Aquariums, Play Therapy, and Farms, Oh My! : Casa Week 3

Today marks the halfway point of my Live It! summer program at Casa and we have had an exciting week. The garden is growing bigger and the kids scrapbooks are filling up with photos from the past two weeks and resilience-based activity pages.

example resilience-based activity pages

example resilience-based activity pages


The two excursions this week have especially been a hit. On Tuesday, a group of three moms, seven kids, and myself trekked over to the aquarium at the Mall of America. Some of the sea creatures were just out of this world and both the moms and the kids were impressed by the different exhibits. On Friday, at the request of the group, we went to a small water park next to the Como Zoo. We all swam and splashed around for three hours straight!
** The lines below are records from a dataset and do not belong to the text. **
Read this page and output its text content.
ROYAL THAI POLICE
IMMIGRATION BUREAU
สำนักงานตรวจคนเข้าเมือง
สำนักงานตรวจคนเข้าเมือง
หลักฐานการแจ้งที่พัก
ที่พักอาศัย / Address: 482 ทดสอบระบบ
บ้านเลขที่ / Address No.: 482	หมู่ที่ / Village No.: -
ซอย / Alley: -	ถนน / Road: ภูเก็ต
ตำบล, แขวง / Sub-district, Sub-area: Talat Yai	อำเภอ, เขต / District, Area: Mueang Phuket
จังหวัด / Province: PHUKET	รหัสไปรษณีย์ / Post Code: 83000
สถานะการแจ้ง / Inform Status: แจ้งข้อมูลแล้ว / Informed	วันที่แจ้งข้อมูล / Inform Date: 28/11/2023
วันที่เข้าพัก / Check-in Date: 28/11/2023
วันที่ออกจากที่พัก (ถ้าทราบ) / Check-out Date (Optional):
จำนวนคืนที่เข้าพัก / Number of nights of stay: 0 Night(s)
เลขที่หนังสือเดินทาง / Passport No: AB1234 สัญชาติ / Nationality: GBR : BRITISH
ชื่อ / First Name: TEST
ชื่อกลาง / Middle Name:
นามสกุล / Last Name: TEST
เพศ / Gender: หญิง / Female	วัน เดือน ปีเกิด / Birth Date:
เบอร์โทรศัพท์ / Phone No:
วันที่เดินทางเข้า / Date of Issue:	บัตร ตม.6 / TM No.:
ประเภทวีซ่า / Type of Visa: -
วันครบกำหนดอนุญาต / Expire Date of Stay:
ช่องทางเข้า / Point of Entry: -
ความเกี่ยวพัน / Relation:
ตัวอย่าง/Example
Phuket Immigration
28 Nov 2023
Another great aspect of the week was the visit of Diana, a play therapist that works at Centro Chicano Cultural in Minneapolis. Diana led a session of activities with the kids and their mothers that focused on managing and understanding emotions. She began with a discussion about feelings, using pictures to talk about where feelings come from and which ones we like to have and those we don’t. Next, Diana included the group in an exercise to practice deep breathing using bubbles. The kids were challenged to blow a single bubble with one breath in order to master taking slow breaths, a useful strategy to calm down when they are feeling upset or angry. Finally, using guided imagery, Diana presented another strategy that the kids can use to manage their emotions—visualizing oneself as a cloud that takes the form of various shapes. She finished this section off by handing around a whipped cream bottle for the kids to create their own cloud. At the end, the kids created a group cloud by mixing all of the whipped cream together.  The mothers and I were all very grateful for Diana’s visit—her type of work and play therapy in general is so helpful for kids in situations of trauma and family instability.
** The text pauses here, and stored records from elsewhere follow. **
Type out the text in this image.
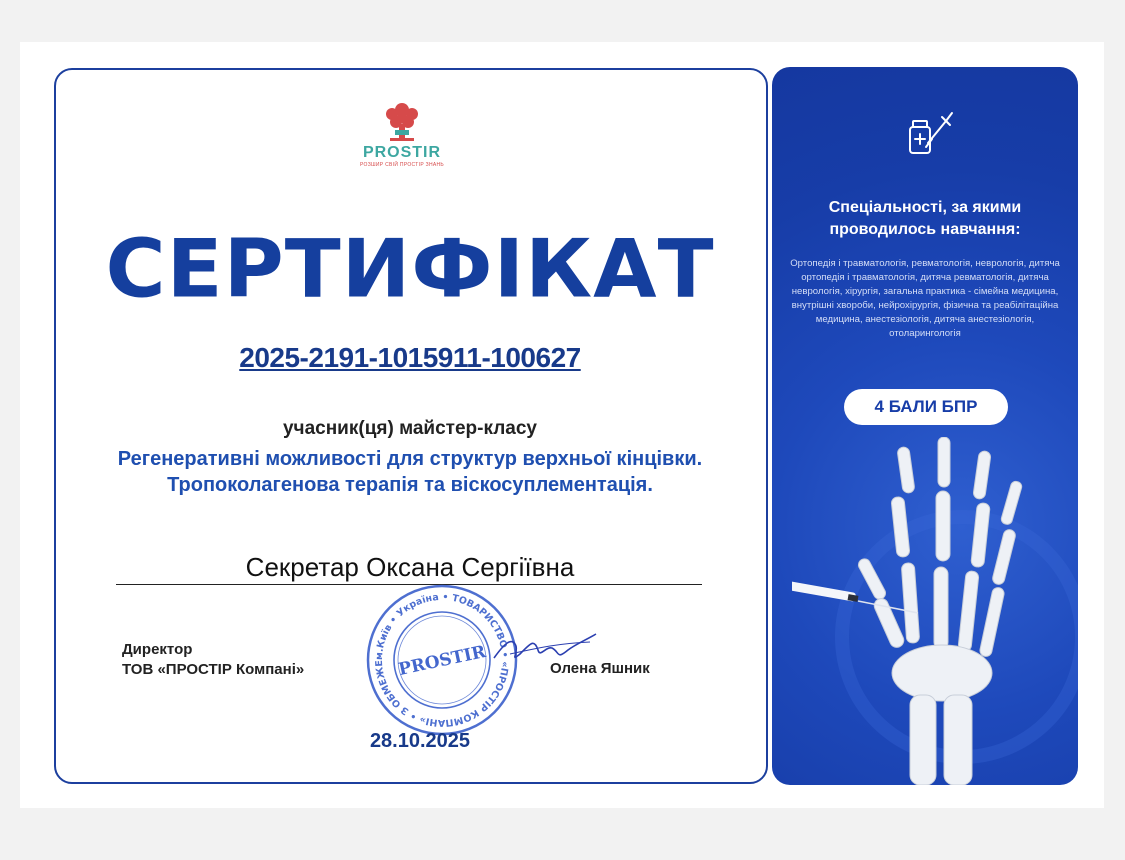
PROSTIR
РОЗШИР СВІЙ ПРОСТІР ЗНАНЬ
СЕРТИФІКАТ
2025-2191-1015911-100627
учасник(ця) майстер-класу
Регенеративні можливості для структур верхньої кінцівки. Тропоколагенова терапія та віскосуплементація.
Секретар Оксана Сергіївна
Директор
ТОВ «ПРОСТІР Компані»
м.Київ • Україна • ТОВАРИСТВО • «ПРОСТІР КОМПАНІ» • З ОБМЕЖЕ PROSTIR	Олена Яшник
28.10.2025
Спеціальності, за якими проводилось навчання:
Ортопедія і травматологія, ревматологія, неврологія, дитяча ортопедія і травматологія, дитяча ревматологія, дитяча неврологія, хірургія, загальна практика - сімейна медицина, внутрішні хвороби, нейрохірургія, фізична та реабілітаційна медицина, анестезіологія, дитяча анестезіологія, отоларингологія
4 БАЛИ БПР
On the remaining days, the kids and I had lots of fun doing activities on-site. In addition to a lot of swinging and red light-green light, the kids participated in a week of farm-themed projects. We made sheep out of constructions paper and cotton balls and very funky pig masks, created individual farm dioramas, and still have yet to finish interviewing their mothers about the farms back home in Mexico and Cameroon, respectively. I would have to say that the group’s favorite activity was the egg drop challenge in which they were given a bag of materials (cotton balls, egg cartons, paper scraps, string, etc.) to invent a contraption to protect an egg that would be dropped from the second story deck. The kids got very creative and we gave it two shots. Unfortunately, the egg broke both times. We have not given up though and definitely will try again soon!

IMG_5814 IMG_5985

I have so enjoyed the past two weeks and am excited to finish off the program. In addition to adjusting to many changes in the activity schedule and working with a larger group of kids than anticipated, I am hoping to further modify the plans based what I have seen to work/not work thus far. Most importantly, it quickly became very clear that this group of kids is very high energy and very physical, so although they enjoy art projects and working on the scrapbooks, they move through them quickly and prefer to be up and moving about. Therefore, I hope to improve the balance between active and quiet activities as well as to provide options of both while we are on site at the Refugio. Similarly, I have noticed some areas in which the scrapbook element of the program can be improved—providing the resilience activity pages in both Spanish and English because some of the native Spanish speakers only write in English, working on the activity pages one-on-one with each child, and reflecting on the activities and excursions via discussion or physical activities rather than through writing. Finally, I have adjusted the onsite activities to just cater to the kids, because although the mothers enjoy participating, they are most grateful to have some time to themselves. I am so grateful for the amount of enthusiasm the mothers have for the excursions/activities and the trust they have in Casa and myself to work with their children.